Publicado 21/10/2021 00:08CET

Guatemala.- La Fiscalía de Guatemala acusa de terrorismo a dos militares detenidos por los disturbios en el Congreso

MADRID, 21 Oct. (EUROPA PRESS) -

La Fiscalía de Guatemala ha presentado este miércoles cargos de terrorismo contra dos de los veteranos del Ejército detenidos por los disturbios que se registraron este martes a las puertas del Congreso durante las movilizaciones para exigir indemnizaciones por sus servicios durante el conflicto armado interno.

Las autoridades han hecho saber a Juan Parachico Sánchez y Ernesto Martínez Agustín que han sido acusados por irrumpir de manera "violenta" en el Congreso, acusándoles de vandalismo y de atacar al personal que se encontraba en el edificio, entre ellos agentes de la Policía, que "intentaban restaurar el orden constitucional", informa el diario guatemalteco 'Prensa Libre'.

El martes un grupo de militares retirados irrumpió en el Congreso para exigir indemnizaciones económicas por sus servicios durante la guerra civil que desde 1960 hasta 1966 sangró al pequeño país centroamericano.

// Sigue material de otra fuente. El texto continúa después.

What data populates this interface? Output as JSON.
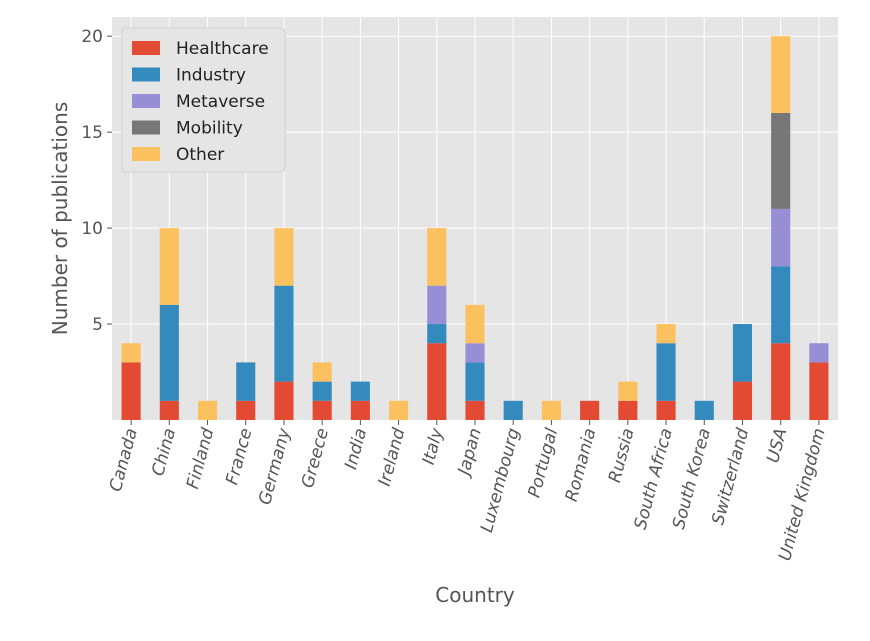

Las protestas derivaron poco después en un disturbios que se extendieron por el casco histórico de la capital, Ciudad de Guatemala.

Los manifestantes lograron acceder finalmente al Congreso, en el que había un centenar de personas entre diputados, funcionarios, miembro de seguridad, e incluso el ministro de Energía y Minas, Alberto Pimentel, rompiendo las puertas de acceso, pese a las barricadas levantadas por la Policía, que fue agredida con piedras.

Dentro de las instalaciones, los manifestantes han vandalizado oficinas y despachos, además de agredir a algunas de las personas que se encontraban en su interior, así como a periodistas que cubrían los hechos. En las calles, la Policía ha dispersado con gases lacrimógenos a una multitud que ha incendiado varios vehículos estacionados, obligando a los bomberos a actuar.

Junto a Parachico Sánchez y Martínez Agustín, ya acusados de terrorismo, también fueron detenidos Teléforo Ramírez López, Mynor de Jesús Barrientos, por su participación en unos disturbios, que se produjeron para exigir las promesas lanzadas en campaña electoral por el presidente de Guatemala, Alejandro Giammattei, quien se comprometió a pensiones de 120.000 quetzales (más de 13.000 euros), seguro médico y acceso a tierras.

La guerra civil dejó miles de muertos y desaparecidos en Guatemala, donde los escuadrones de la muerte y el Ejército fueron responsables de numerosas masacres sobre poblaciones indígenas. En el marco de la guerra fría, el pequeño país centroamericano sirvió de escenario donde el bloque capitalista y la Unión Soviética dirimieron sus diferencias geoestratégicas.

El conflicto interno comenzó a principios de la década de los sesenta con un fallido golpe de Estado contra el general Miguel Ydígoras Fuentes, quien años atrás había intentando sin éxito llevar a cabo el derrocamiento del presidente, en este caso elegido en las elecciones de 1950, Jacobo Arbenz Guzmán, depuesto cuatro años después por Estados Unidos en colaboración con la United Fruit Company.